The answer is to have better diplomatic relations with western countries, such as the United States, and to try to lift the sanctions, which have been negatively affecting Russia’s economy. These sanctions have been taking away from their GDP, which is harming trade relations and ultimately hindering improvement in the country’s economy.
When Russia attempted to annex Crimea, international leaders sanctioned Russia, hoping that these sanctions would serve as a deterrent for Russia’s increased military aggression. Instead, economic sanctions have decimated Russia’s economy. The sanctions forced Russia to cut down on its military budget, especially since the Russian economy itself has taken a hit from these sanctions. The IMF noted in 2015 that economic sanctions have reduced Russia’s GDP by 9%, making it very difficult for its economy to survive.
On top of this, Russia is projected to run out of money in 2017 with its continued military activity in places like Syria. As Ante Batovic of the University of Zadar notes, sanctions have forced Russia to cut its military budget by 5.3%, ultimately assuring the West that they were effective to decrease military aggression by Russia.
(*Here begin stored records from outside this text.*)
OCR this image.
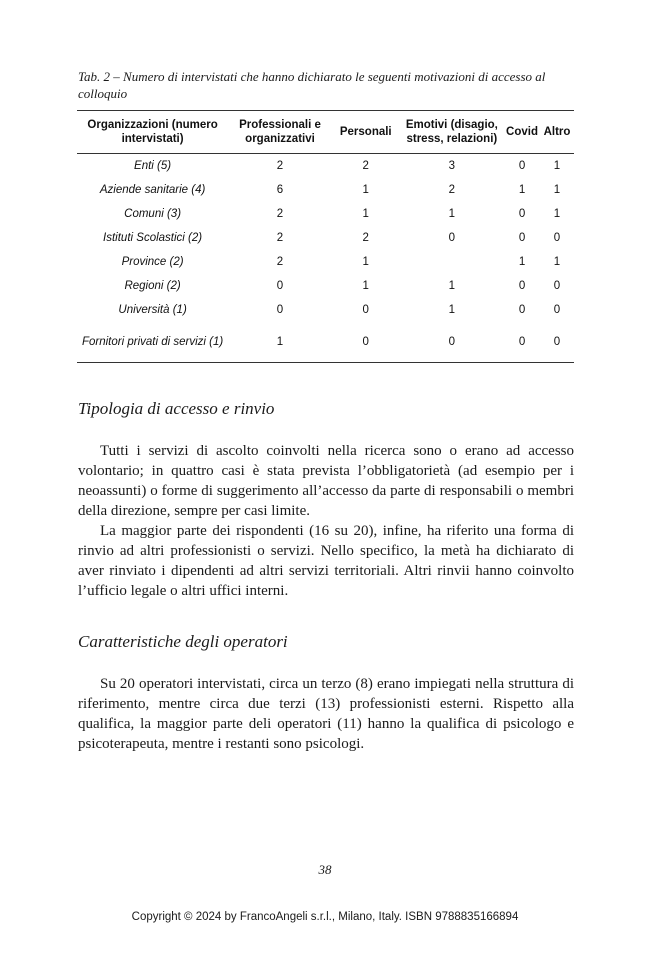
Tab. 2 – Numero di intervistati che hanno dichiarato le seguenti motivazioni di accesso al colloquio
Organizzazioni (numero intervistati)	Professionali e organizzativi	Personali	Emotivi (disagio, stress, relazioni)	Covid	Altro
Enti (5)	2	2	3	0	1
Aziende sanitarie (4)	6	1	2	1	1
Comuni (3)	2	1	1	0	1
Istituti Scolastici (2)	2	2	0	0	0
Province (2)	2	1		1	1
Regioni (2)	0	1	1	0	0
Università (1)	0	0	1	0	0
Fornitori privati di servizi (1)	1	0	0	0	0
Tipologia di accesso e rinvio

Tutti i servizi di ascolto coinvolti nella ricerca sono o erano ad accesso volontario; in quattro casi è stata prevista l’obbligatorietà (ad esempio per i neoassunti) o forme di suggerimento all’accesso da parte di responsabili o membri della direzione, sempre per casi limite.

La maggior parte dei rispondenti (16 su 20), infine, ha riferito una forma di rinvio ad altri professionisti o servizi. Nello specifico, la metà ha dichiarato di aver rinviato i dipendenti ad altri servizi territoriali. Altri rinvii hanno coinvolto l’ufficio legale o altri uffici interni.

Caratteristiche degli operatori

Su 20 operatori intervistati, circa un terzo (8) erano impiegati nella struttura di riferimento, mentre circa due terzi (13) professionisti esterni. Rispetto alla qualifica, la maggior parte deli operatori (11) hanno la qualifica di psicologo e psicoterapeuta, mentre i restanti sono psicologi.

38
Copyright © 2024 by FrancoAngeli s.r.l., Milano, Italy. ISBN 9788835166894
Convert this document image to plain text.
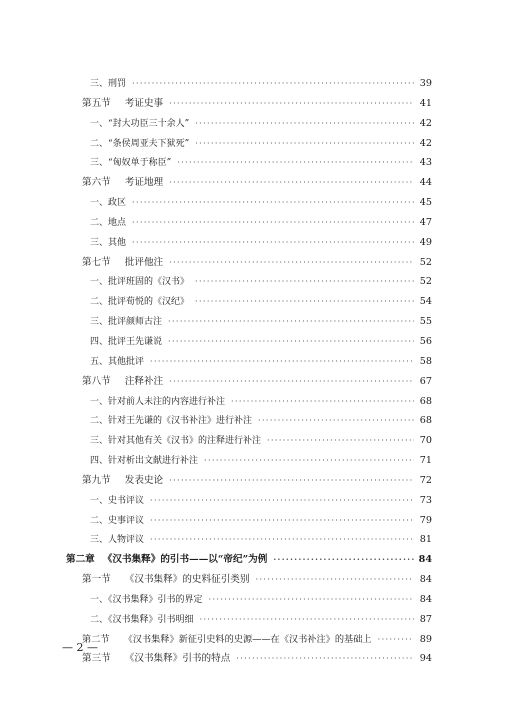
三、刑罚 ·····	39
第五节 考证史事 ·····	41
一、“封大功臣三十余人” ·····	42
二、“条侯周亚夫下狱死” ·····	42
三、“匈奴单于称臣” ·····	43
第六节 考证地理 ·····	44
一、政区 ·····	45
二、地点 ·····	47
三、其他 ·····	49
第七节 批评他注 ·····	52
一、批评班固的《汉书》 ·····	52
二、批评荀悦的《汉纪》 ·····	54
三、批评颜师古注 ·····	55
四、批评王先谦说 ·····	56
五、其他批评 ·····	58
第八节 注释补注 ·····	67
一、针对前人未注的内容进行补注 ·····	68
二、针对王先谦的《汉书补注》进行补注 ·····	68
三、针对其他有关《汉书》的注释进行补注 ·····	70
四、针对析出文献进行补注 ·····	71
第九节 发表史论 ·····	72
一、史书评议 ·····	73
二、史事评议 ·····	79
三、人物评议 ·····	81
第二章 《汉书集释》的引书——以“帝纪”为例 ·····	84
第一节 《汉书集释》的史料征引类别 ·····	84
一、《汉书集释》引书的界定 ·····	84
二、《汉书集释》引书明细 ·····	87
第二节 《汉书集释》新征引史料的史源——在《汉书补注》的基础上 ·····	89
第三节 《汉书集释》引书的特点 ·····	94
— 2 —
Furthermore, Western countries are using the threat of more sanctions as a tool for coercive diplomacy. Thus, as Oleg Buklemishev of the Carnegie Endowment Center in 2015 concludes, economic sanctions were the cause of the Minsk Ceasefire, which, according to the BBC, has resulted in the lowest level of fighting since the beginning of the conflict. Sanctions have been a very effective weapon in the west’s diplomatic arsenal, giving more incentive for it to continue using them until Russia strives for better diplomatic relations.
The fall of the Russian economy and the direct impact of the sanctions on it are further hampering the Russian economy by dismantling Russian trade coalitions.
Russia is a part of the BRICS, a trade coalition made up of non-western countries. After the sanctions, Russian trade has been heavily dependent on BRICS. However, the sanctions are affecting Russia’s leverage in the coalition. As Russia’s economy becomes increasingly unstable due to sanctions, other countries in this coalition are more reluctant to trade with Russia, a CNN article noted.
This is explicitly demonstrated when the countries in BRICS were very reluctant to pass a currency settlement and a $400 billion gas deal from their distrust in Russia’s economy. Ff the coalition ostracizes Russia, the country’s economy will most likely go into an even worse recession that could possibly lead to bankruptcy.
From the direct impact of the sanctions on the Russian economy and the possibility of a dismantled trade coalition, Russia is also losing its ability to restart its economy.
Mark Thompson of CNN noted in 2015 that economic sanctions are devastating because they stop technological development and end access to foreign capital. Without these things, it is incredibly difficult for Putin to restart his economy or make it better.
From the inability to restart his economy, this ultimately means that Putin is stuck with one option: to increase diplomatic relations with the west in order to make sure the sanctions are lifted, and this domino effect is ended.